In practice, the number of players willng to turn without a partner can vary significantly due to other factors. If someone partnerless is an unsuitable partner (bad-tempered, say, or with early dementia) then other players will stay away rather than risk being forced to play with that person, and the numbers will tumble. Similarly, if the host's name is published beforehand, then players might be more likely to turn up if the host is fun to play with (and try to manipulate it so they partner the host).

 

I used to have an arrangement with a regular partner that she'd host, and I'd stay at home. If she ended up partnerless, I'd get a phone call about 5 minutes before the scheduled start; I lived close enough to be there before the first board was completed. With that arrangement the host always got a game.

[Vampyr]

Lamford: would it be too much trouble for you to give us the actual mean? :)

 

I think that it is only possible to guess, unless lamford has done some research of which I am unaware. I would say that the mean is near 2.

[mikeh]

Sorry, wrong of me to call them this way. I meant for the two of them to be unrelated old people at the club, i.e. usually uncorrelated Poisson events.

 

 

Well, if they frequently play the same game at the same club, then if one of them gets the flu, the chances that the other will get the flu within a short time is increased beyond the random, because the sick one might have played while contagious.

 

Or, if the club provides food, the two of them might suffer a food Poisson issue :P

[gwnn]

Hence my word 'usually.' For a lawyer you don't read the fine print very carefully :)

[mikeh]

Hence my word 'usually.' For a lawyer you don't read the fine print very carefully :)

 

Hence my merely providing an example of when your 'usually' wouldn't apply, which is not at all the same as saying that your 'usually' was incorrect :D

 

Besides, the main reason I wrote my post was to indulge in my taste for bad puns...the food poissonning line.

 

I usually make very good puns.

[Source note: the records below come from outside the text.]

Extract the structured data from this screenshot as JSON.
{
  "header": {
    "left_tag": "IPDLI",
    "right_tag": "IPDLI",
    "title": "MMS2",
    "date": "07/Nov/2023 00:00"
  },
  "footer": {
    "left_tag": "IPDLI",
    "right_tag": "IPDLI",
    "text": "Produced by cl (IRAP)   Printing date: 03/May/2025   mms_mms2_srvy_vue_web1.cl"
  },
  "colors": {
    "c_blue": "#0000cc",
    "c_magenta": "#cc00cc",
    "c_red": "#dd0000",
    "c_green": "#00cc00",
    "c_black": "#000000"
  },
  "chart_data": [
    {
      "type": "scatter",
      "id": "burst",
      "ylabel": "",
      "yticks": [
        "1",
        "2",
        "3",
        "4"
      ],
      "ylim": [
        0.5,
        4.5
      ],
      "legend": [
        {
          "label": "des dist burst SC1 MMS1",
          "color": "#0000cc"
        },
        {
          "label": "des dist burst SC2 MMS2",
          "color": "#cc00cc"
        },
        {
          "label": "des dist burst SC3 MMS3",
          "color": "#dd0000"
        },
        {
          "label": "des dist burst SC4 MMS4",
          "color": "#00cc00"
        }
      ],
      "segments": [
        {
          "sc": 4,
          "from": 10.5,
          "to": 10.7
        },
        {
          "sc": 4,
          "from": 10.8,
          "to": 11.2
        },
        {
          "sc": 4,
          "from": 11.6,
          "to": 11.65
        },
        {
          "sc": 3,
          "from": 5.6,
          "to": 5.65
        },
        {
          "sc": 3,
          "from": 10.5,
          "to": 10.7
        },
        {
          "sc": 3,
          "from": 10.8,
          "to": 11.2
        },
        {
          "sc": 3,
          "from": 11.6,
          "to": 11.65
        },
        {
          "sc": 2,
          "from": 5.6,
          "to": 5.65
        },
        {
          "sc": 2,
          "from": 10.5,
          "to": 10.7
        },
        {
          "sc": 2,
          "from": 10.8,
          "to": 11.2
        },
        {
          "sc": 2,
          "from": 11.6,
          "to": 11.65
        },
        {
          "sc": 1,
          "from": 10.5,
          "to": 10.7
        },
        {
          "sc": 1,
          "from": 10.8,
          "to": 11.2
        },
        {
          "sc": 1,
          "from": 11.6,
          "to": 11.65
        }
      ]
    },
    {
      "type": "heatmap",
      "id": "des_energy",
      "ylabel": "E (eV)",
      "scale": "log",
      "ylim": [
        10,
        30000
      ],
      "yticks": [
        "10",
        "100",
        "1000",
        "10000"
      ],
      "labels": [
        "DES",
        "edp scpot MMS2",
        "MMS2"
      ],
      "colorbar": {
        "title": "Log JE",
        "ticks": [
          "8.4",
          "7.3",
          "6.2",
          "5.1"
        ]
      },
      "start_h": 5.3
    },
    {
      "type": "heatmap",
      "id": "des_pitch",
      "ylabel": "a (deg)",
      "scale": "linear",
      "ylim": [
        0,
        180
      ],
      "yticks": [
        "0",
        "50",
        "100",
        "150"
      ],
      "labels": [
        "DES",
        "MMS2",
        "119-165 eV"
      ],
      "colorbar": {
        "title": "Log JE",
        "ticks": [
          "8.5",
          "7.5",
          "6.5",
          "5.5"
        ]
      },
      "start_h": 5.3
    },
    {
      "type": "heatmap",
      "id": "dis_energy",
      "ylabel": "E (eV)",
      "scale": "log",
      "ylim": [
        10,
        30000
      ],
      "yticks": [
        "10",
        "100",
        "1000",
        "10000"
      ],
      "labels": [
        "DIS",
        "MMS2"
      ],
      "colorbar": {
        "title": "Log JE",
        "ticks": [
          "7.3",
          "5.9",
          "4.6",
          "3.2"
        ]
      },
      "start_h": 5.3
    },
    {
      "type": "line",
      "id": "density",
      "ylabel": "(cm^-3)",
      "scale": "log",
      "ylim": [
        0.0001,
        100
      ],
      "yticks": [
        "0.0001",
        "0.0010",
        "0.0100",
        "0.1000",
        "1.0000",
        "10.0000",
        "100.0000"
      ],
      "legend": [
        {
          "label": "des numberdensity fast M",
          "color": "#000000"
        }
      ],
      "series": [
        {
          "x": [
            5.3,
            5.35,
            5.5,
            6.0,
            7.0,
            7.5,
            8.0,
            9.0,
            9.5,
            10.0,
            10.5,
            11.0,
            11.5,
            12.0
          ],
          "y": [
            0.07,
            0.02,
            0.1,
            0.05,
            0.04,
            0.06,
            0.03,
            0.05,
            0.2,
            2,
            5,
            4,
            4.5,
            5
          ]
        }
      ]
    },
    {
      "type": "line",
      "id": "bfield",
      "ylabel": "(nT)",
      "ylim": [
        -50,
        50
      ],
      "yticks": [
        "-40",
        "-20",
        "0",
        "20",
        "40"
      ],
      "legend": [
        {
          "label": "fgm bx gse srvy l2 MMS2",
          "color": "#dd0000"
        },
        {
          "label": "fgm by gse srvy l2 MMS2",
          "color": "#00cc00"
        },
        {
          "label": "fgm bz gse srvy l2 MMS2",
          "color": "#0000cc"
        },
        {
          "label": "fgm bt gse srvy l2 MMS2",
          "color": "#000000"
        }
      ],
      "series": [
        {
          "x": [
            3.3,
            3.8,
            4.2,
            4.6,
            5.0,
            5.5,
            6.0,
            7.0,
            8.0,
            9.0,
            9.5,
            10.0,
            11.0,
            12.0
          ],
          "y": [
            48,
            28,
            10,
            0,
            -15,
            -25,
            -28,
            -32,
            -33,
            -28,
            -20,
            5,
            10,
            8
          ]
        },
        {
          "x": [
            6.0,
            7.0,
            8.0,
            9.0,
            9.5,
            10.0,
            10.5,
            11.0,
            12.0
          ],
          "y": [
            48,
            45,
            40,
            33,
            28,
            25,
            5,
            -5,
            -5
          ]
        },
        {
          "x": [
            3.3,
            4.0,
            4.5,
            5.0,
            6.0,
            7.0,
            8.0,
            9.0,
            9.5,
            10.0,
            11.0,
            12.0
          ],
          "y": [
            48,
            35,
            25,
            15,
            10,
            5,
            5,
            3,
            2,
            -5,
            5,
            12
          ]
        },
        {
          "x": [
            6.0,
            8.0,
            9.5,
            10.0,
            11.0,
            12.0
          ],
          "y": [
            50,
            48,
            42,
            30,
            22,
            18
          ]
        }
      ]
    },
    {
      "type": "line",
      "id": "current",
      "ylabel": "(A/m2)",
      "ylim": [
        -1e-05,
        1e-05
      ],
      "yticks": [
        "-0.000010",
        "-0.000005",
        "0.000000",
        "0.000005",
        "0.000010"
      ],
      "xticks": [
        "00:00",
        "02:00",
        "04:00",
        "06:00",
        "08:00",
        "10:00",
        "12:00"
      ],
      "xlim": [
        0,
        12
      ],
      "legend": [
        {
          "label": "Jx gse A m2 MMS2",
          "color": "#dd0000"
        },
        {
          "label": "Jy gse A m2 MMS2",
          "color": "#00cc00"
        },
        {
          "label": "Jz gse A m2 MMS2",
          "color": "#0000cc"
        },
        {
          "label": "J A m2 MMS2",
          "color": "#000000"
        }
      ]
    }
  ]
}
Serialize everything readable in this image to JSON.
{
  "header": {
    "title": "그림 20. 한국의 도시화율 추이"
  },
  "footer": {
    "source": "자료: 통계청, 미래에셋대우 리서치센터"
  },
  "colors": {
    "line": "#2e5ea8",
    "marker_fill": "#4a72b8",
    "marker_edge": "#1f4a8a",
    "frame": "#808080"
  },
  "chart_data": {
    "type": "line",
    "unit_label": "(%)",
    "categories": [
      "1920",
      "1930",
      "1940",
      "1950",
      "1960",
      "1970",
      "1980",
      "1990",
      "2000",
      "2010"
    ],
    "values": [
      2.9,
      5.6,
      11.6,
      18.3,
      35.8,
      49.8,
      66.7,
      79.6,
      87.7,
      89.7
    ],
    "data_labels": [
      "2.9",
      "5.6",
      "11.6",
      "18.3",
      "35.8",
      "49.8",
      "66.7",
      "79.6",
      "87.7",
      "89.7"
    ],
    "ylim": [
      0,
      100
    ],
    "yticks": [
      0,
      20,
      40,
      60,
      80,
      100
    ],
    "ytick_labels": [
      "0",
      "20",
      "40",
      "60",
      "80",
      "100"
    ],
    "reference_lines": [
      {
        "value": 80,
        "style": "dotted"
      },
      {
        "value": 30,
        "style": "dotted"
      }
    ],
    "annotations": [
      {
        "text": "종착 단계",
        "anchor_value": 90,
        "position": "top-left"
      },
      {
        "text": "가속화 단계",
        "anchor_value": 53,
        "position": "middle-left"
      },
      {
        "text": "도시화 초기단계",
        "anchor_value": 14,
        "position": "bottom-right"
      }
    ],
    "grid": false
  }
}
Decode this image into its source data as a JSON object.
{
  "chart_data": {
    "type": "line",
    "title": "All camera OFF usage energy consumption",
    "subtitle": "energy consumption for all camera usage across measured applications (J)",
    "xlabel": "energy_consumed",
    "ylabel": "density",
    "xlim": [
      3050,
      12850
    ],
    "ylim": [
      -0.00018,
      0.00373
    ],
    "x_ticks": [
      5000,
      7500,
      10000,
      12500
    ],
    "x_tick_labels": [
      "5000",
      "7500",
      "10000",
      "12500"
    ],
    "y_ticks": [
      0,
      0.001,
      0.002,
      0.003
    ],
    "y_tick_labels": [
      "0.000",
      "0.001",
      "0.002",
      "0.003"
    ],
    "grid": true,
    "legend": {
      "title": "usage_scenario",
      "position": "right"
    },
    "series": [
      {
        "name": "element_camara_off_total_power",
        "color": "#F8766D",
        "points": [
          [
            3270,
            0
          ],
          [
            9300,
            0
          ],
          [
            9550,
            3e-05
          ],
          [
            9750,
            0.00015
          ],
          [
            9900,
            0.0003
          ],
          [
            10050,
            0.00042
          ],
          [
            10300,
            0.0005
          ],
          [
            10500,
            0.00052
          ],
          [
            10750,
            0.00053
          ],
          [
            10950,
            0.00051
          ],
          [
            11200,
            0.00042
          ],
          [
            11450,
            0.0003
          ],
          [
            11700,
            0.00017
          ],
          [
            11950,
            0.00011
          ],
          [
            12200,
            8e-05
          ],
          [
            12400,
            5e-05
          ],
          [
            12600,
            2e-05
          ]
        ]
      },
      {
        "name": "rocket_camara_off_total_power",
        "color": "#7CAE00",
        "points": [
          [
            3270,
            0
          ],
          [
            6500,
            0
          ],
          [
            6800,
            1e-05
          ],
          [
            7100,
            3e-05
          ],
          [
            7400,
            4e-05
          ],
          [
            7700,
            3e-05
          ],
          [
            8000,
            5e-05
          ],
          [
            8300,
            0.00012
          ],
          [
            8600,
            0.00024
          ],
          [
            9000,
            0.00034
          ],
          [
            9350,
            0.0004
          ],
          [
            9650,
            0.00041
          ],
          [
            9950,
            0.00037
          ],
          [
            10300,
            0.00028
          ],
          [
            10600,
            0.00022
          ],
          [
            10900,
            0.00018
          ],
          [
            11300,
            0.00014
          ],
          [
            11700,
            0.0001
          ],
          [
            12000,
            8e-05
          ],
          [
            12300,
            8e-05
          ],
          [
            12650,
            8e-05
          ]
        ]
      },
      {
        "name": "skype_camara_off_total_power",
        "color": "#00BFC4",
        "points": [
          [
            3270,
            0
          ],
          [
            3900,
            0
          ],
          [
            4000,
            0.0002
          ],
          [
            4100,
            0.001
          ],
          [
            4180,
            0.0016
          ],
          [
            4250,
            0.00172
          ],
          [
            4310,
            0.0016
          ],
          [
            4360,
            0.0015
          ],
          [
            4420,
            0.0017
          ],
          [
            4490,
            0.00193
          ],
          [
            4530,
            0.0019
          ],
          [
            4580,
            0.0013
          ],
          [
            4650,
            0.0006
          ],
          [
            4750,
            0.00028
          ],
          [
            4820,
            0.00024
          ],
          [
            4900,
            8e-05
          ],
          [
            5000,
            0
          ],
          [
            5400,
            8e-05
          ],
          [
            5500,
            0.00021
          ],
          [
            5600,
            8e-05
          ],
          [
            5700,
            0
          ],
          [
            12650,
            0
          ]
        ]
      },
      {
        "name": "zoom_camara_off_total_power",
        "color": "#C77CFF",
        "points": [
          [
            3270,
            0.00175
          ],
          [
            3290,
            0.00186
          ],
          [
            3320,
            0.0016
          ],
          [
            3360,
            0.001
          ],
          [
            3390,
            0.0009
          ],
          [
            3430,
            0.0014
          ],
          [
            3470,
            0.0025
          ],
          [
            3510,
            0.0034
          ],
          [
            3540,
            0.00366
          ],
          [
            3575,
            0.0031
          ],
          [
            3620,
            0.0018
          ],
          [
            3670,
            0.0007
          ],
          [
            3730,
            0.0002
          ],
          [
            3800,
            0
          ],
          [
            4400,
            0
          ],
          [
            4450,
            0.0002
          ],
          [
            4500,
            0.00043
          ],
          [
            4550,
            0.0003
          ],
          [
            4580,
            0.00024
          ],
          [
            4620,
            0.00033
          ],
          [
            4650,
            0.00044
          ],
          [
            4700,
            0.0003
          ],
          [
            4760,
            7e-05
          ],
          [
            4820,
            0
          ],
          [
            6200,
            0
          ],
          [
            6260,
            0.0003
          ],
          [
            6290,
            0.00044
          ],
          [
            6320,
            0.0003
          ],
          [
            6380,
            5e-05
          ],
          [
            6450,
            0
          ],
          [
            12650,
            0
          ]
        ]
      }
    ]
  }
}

However, this may be another example in which 'usually' doesn't apply

[gwnn]

OK if it is a Poisson distribution, the numbers are (l(ambda) is the mean, p is the probability of an even number of people showing up):

 

l p

1.0 56.8%

1.5 52.5%

2.0 50.9%

2.5 50.3%

3.0 50.1%

 

(I just got it from Excel by adding up all the probabilities between 0 and 10. the total probabilities added up to at least 99.97%).

[kenberg]

I will leave this as a testament to inanity, but see comment at the end.

 

Inspired by gwnn, I decided to try for an exact answer from mathematica. No problem. Letting m be the mean the probability of getting an even number is E^(-m) times the hyperbolic cosine of m, which as we all know ( :) ) simplifies to (1+E^(-2m))/2.

 

For example, m=3 gives a probability of 0.501239 just as gwnn says.

 

 

I can say that if I never read bbo wc, I quite likely would have gone to my grave without knowing this fact.

 

Comment at the end: Of course we get the hyperbolic cosine divided by the exponential, just write out the formula for the Poisson and sum it.

 

As has often been observed, we are all becoming way to quick too grab a calculator.

[gwnn]

Capital E for Euler's number? My eyes bleed...

[kenberg]

Well, yes. Ugly but useful. If all constants are in caps, you need not remember which are and which aren't.